Ich hab mal genau hingehört und aus den Boxen kommt Ton raus also den beiden hinten aber ganz, ganz leise.
Ich hab gesehen, dass man im Realtek HD Aufio Manager Raumkorrektur anklicken kann, aber ich kann da nichts ändern... wieso nicht?`


----------



## dragonlort (27. Mai 2012)

*AW: 5.1 Soundsystem auf allen Boxen hören?*

ok dan ist es einfach.
benutze mal kontakt sprey für die konktake an der box dan müste es gehn.


----------



## joasas (27. Mai 2012)

*AW: 5.1 Soundsystem auf allen Boxen hören?*

Kontaktspray ist eine ganz schlechte Idee. 

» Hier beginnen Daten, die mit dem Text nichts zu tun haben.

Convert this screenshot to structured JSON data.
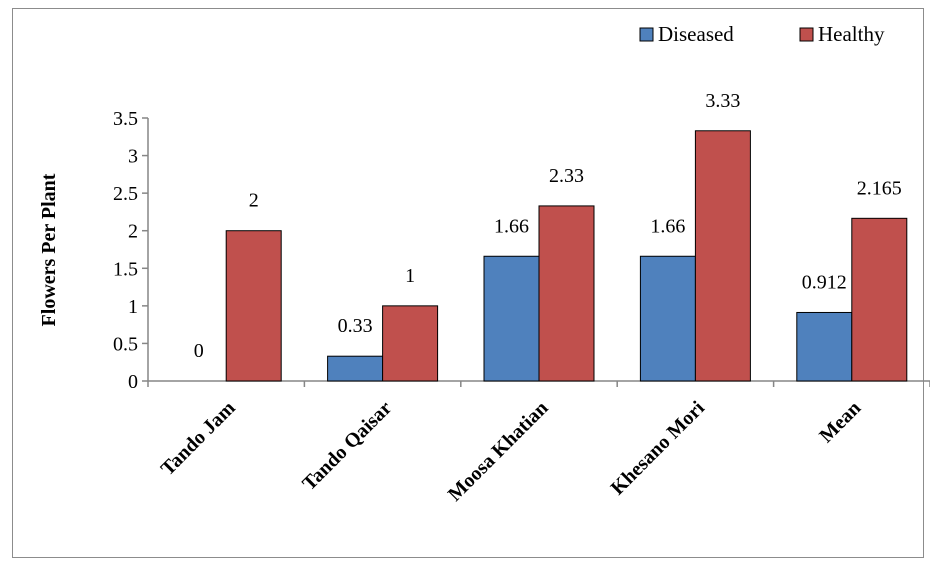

Schau mal ob es ein Menü für erweiterte Einstellungen gibt. Da kannst du die Lautstärke dann für die einzelnen Lautsprecher seperat einstellen.


----------



## dragonlort (27. Mai 2012)

*AW: 5.1 Soundsystem auf allen Boxen hören?*

hast du mal ein film laufen lassen ob das den dan geht?


----------



## Prozessorarchitektur (28. Mai 2012)

*AW: 5.1 Soundsystem auf allen Boxen hören?*

So dein Problem ist ein SOFTWARE Problem
Es gibt zwar Hardware Lösungen dafür (xonar ds1 creative xfii xtreme gamer) aber ein Player reicht völlig um die Mucke auf allen Kanälen laufen zu lassen.
etwa
Musicbee Das Programm hat nen guten 5,1 upmix
Winamp plugins AndrewLabs ATSurround for Winamp - Winamp


----------